The probability that something will happen, multiplied by the impact if it does. A 10% chance of losing $100,000 is mathematically equivalent to a 50% chance of losing $20,000. Both represent $10,000 of expected loss.

But here is where it gets interesting for business owners: this same equation applies to opportunities. A 20% chance at a $500,000 contract represents $100,000 of expected value. Risk is not just about what you might lose—it is about what you might gain.

Cyber Risk vs. Business Risk

When people talk about "risk management" today, they often mean cybersecurity. And yes, cyber risk is real. The statistics are sobering: 88% of ransomware attacks target small businesses, and 60% of those businesses fail within six months of an attack.

But cyber risk is just one category of business risk. Consider:

  • Operational risk: What happens if your key supplier disappears?
  • Financial risk: Can you survive three months without revenue?
  • Reputational risk: What would a public failure cost you?
  • Strategic risk: Is your market about to be disrupted?
  • Partner risk: Are your investors' incentives aligned with yours?

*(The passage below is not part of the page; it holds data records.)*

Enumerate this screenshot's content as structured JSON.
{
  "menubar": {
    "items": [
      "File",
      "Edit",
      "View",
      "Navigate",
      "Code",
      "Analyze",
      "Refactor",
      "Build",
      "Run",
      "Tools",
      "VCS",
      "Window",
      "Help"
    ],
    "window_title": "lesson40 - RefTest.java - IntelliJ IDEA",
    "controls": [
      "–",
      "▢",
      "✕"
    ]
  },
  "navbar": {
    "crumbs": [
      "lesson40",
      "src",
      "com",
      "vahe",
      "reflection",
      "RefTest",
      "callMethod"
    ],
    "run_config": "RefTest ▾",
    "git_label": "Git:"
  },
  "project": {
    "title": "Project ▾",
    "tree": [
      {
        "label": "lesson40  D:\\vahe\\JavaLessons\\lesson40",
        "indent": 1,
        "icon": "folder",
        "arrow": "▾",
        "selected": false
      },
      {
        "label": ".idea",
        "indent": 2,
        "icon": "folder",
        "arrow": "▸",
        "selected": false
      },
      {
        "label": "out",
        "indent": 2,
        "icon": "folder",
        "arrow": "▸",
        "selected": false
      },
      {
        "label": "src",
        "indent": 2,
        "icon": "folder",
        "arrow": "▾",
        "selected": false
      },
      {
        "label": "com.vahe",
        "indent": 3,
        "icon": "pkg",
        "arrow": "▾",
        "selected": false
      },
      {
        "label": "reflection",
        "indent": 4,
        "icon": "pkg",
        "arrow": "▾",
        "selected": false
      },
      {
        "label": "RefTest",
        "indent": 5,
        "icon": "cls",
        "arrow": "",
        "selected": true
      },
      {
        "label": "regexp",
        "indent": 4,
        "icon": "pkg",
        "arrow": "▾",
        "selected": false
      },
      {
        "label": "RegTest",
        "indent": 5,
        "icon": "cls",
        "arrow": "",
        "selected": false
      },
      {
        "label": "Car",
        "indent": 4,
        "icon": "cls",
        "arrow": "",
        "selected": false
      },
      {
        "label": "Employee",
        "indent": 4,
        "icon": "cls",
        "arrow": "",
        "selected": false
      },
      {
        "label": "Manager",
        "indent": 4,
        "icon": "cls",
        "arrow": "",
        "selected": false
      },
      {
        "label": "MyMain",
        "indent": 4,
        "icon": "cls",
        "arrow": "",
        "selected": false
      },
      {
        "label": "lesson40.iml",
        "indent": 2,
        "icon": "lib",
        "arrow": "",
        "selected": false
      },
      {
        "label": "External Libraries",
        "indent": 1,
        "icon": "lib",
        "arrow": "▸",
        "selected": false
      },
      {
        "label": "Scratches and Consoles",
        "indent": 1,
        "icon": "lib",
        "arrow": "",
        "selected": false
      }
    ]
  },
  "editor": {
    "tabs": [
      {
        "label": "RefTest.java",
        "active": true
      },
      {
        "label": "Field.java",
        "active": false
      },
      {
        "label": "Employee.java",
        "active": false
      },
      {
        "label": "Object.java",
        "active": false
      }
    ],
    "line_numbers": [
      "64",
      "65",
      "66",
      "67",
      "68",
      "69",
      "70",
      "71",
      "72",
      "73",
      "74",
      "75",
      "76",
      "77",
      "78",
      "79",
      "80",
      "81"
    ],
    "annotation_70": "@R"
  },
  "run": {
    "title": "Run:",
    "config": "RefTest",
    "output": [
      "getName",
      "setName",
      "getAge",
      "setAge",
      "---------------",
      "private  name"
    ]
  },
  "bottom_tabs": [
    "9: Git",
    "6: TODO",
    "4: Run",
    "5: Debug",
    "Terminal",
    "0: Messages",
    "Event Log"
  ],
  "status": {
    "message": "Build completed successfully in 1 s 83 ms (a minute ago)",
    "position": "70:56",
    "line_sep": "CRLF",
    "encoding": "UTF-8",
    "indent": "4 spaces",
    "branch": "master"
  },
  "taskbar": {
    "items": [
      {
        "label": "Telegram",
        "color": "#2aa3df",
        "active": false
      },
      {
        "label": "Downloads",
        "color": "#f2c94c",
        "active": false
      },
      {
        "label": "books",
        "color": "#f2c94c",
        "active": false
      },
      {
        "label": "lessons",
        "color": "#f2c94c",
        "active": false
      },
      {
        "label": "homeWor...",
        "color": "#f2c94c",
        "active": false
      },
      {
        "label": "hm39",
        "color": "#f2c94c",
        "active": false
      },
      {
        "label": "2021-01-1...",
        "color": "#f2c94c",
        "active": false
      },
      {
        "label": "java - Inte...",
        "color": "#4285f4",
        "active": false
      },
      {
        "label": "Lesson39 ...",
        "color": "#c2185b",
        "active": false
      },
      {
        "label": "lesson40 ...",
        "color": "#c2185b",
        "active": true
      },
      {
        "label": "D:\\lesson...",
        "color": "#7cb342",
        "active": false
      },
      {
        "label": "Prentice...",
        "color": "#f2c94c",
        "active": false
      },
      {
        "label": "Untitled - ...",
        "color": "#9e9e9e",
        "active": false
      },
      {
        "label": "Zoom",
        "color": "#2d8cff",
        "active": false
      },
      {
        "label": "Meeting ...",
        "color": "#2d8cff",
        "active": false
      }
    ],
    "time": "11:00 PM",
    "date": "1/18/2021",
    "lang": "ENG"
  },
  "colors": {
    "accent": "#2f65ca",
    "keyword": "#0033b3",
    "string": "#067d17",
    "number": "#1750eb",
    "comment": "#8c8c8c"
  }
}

A comprehensive view of risk encompasses all of these. Cyber risk matters, but it matters as part of a larger picture.

The Three-Legged Stool

Effective risk management rests on three legs:

1. Risk Analysis

Understanding what could go wrong and how likely it is. This is where most businesses start—and where many stop. Analysis means inventorying your assets, identifying threats, and estimating probabilities. It is necessary but not sufficient.

2. Risk Management

Taking deliberate steps to reduce or mitigate risk. This might mean implementing security controls, diversifying suppliers, building cash reserves, or buying insurance. Management is about action—changing the equation in your favor.

3. Risk Acceptance

Here is the leg most people forget: consciously deciding which risks to live with.

You cannot eliminate all risk. Attempting to do so would paralyze your business. Instead, you must decide which risks are acceptable given your resources, your risk tolerance, and your strategic objectives.

A well-run business does not avoid risk. It accepts risk deliberately, with clear eyes and a plan for when things go wrong.

Your Information Is Your Business

For most companies, the core business value is not the office furniture, the delivery trucks, or even the product inventory. It is the institutional knowledge, customer relationships, and operational know-how that took years to build.

This information is what makes your business valuable. It is what competitors cannot easily replicate. And it is what you stand to lose if you do not think clearly about risk.

Protecting this information is not a cost center. It is protecting the core of your competitive advantage.

Moving Forward

Risk management for a small business does not require a dedicated team or six-figure software investments. It requires thinking clearly about what matters most and taking deliberate steps to protect it.

In the articles that follow, we will explore specific aspects of business risk: how to inventory your information assets, how to build resilient backup systems, how to evaluate partners and vendors, and how to respond when things go wrong.

But it all starts here, with a fundamental shift in perspective: risk is not something to avoid. It is something to understand, to manage, and ultimately, to use as a lever for building a stronger business.